METHODS: One hundred urinary bladder biopsies were received in the department of histopathology of the U M T H, Maiduguri. The specimens were previously fixed in 10% formalin. They were processed, sectioned and stained with standard haematoxylin and eosin stains. The records of patients were collected from our surgical daybooks. Patients with incomplete demographic data as well as Metastatic carcinomas were excluded from the study. Simple statistical analysis was used in analyzing the cases.
RESULTS: Squamous cell carcinoma was the commonest tumour and accounted for 70% of the cases. Transitional cell carcinoma constituted 22%. The least common tumours were embryonal rhabdomyosarcoma and carcinosarcoma contributing one case each.
Of the 70 cases of squamous cell carcinoma, 41 cases (58.6%) had associated vesical schistosomiasis. Fifty nine percent of cases were in the fifth and sixth decades of life. The tumour is three times more common in males than in females.

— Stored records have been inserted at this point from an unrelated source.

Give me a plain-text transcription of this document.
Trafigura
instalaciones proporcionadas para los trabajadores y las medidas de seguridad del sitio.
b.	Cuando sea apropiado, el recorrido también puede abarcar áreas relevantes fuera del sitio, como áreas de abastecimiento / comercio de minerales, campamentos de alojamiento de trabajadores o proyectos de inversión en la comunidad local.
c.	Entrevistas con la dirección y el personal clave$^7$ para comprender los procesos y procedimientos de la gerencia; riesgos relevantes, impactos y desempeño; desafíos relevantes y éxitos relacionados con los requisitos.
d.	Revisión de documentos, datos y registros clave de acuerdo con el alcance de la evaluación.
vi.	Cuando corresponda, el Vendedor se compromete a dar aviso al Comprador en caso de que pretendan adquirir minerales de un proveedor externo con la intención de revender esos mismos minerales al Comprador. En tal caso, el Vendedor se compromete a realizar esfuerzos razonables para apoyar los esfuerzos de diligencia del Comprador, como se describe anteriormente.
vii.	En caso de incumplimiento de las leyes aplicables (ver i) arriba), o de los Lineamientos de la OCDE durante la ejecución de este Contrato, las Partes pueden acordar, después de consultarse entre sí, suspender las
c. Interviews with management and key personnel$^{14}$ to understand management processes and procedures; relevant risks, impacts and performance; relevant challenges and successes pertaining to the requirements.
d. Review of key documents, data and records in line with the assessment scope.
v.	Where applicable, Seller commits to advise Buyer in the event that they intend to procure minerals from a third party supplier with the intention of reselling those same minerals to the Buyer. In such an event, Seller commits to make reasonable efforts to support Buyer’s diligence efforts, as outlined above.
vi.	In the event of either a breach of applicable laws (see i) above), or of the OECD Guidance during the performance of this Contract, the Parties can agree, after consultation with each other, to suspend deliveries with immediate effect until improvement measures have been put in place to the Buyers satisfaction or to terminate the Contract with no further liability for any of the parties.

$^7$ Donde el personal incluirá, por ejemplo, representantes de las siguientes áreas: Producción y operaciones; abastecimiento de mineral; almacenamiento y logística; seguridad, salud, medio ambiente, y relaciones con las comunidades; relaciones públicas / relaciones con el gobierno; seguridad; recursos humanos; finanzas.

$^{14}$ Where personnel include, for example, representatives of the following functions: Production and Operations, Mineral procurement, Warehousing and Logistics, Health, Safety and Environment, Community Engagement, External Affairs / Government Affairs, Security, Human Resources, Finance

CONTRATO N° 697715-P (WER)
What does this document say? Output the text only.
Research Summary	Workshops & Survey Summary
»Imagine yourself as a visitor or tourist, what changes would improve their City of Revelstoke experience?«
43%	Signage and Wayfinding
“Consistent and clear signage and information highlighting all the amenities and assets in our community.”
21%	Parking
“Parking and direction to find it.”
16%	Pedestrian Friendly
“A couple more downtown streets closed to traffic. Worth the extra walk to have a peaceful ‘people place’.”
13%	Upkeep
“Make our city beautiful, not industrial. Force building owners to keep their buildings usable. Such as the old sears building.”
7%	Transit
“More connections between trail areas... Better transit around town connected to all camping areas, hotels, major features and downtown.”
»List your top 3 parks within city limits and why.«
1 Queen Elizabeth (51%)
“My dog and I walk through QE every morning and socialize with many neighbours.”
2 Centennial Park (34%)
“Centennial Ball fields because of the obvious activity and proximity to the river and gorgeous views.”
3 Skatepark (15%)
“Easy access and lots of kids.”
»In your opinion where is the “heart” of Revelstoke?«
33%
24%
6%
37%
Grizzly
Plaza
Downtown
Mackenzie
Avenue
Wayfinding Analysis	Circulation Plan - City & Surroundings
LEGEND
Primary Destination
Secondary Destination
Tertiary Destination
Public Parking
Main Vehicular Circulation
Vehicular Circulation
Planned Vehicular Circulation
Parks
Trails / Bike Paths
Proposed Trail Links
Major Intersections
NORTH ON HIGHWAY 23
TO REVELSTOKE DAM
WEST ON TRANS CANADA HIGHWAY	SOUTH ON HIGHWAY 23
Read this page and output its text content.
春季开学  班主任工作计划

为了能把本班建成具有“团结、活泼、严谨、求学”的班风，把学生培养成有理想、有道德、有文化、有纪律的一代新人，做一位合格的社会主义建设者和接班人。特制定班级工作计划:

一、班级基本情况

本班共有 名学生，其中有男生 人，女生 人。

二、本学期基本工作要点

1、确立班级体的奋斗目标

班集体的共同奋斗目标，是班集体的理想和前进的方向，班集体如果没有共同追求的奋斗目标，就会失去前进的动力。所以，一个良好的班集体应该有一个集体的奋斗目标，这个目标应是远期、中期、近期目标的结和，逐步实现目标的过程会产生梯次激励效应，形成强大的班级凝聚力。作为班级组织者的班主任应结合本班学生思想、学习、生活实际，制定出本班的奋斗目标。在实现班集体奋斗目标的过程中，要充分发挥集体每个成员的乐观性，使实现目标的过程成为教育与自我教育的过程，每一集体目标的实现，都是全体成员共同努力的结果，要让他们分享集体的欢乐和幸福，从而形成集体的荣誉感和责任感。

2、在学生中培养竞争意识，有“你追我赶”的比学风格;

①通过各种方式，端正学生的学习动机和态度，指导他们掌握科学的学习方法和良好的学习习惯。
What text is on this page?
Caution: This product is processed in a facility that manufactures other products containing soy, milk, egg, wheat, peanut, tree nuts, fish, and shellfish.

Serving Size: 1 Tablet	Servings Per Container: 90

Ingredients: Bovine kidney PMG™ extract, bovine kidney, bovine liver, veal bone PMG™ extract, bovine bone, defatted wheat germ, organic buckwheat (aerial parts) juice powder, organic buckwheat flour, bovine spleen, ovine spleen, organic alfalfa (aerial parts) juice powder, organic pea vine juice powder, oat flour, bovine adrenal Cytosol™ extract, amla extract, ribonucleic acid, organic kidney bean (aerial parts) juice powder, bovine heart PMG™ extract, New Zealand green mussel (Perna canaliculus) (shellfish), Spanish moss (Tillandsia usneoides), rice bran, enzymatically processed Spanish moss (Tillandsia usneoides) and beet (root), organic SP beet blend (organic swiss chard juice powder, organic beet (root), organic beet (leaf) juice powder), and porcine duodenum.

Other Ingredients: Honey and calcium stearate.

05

CONCLUSION: The high frequency of association of carcinoma of the bladder with schistosomiasis in our environment calls for serious attention by our clinicians to the eradication of schistosomiasis. This will by far reduce the number of cases of urinary bladder carcinoma associated with schistosomiasis.
KEY WORDS: Carcinoma of the urinary bladder; Histopathological pattern; Squamous cell; Schistosomiasis.